Following the laying on of hands by the Bishop and other elders, and after the ordinand is handed a Bible, the Bishop places a stole around the neck of the newly ordained elder and says …
… take authority as an elder in the Church to preach the Word of God, and to administer the Holy Sacraments in the name of the Father, and the Son, and the Holy Spirit.
“Take authority as an elder in the Church.”
Authority is something leaders today tend to shy away from. Perhaps it’s because some leaders in the past were more authoritarian than authoritative. Authoritarian leaders demand (or at least, expect) authority while authoritative leaders view authority as a gift to steward.
While authority may be downplayed in today’s culture, it is important in the church. Jesus was recognized as one having authority. The Gospel of Matthew notes …
When Jesus finished these words, the crowds were amazed at his teaching because he was teaching them like someone with authority and not like their legal experts. (Matthew 7.28-29, CEB).

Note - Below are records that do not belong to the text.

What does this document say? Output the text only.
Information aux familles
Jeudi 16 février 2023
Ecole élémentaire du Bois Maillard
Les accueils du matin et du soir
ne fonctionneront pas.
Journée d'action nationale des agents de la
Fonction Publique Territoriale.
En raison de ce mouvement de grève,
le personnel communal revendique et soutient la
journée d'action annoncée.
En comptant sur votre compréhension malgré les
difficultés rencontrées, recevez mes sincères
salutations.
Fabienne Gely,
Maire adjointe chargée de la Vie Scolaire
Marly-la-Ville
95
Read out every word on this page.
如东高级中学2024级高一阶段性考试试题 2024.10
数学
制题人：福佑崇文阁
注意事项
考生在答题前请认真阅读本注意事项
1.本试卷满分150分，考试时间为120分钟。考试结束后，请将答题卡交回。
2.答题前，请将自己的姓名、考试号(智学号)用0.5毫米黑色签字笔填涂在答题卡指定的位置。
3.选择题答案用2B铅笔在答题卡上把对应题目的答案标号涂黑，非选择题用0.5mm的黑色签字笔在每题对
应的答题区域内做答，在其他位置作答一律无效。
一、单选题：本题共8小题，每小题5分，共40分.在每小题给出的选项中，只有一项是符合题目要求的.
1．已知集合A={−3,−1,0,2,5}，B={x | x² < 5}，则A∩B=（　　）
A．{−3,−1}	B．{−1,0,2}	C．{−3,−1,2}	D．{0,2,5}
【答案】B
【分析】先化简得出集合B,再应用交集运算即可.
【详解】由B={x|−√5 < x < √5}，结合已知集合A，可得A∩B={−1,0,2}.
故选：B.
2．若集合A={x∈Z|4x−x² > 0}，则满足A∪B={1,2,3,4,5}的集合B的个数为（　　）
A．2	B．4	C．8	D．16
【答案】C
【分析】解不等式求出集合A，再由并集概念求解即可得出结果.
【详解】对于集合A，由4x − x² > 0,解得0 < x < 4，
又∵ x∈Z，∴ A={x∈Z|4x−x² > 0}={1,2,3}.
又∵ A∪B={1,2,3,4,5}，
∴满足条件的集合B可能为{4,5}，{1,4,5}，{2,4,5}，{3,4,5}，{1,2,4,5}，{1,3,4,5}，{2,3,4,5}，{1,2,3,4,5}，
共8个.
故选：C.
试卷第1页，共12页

There was something about Jesus’ teaching. There was something about Jesus. I think it was his intimacy with God the Father—his firsthand knowledge of God—that produced his sense of authority. It was also his attitude. Jesus was among us as one who came to serve, not to be served (see Mark 10.45). The call is a gift and a responsibility, not a perk.
No doubt, taking authority as an elder in the church requires courage and assertiveness. But more than that, it’s a call to intimacy with God, who grants the gift of authority for leadership in the Church.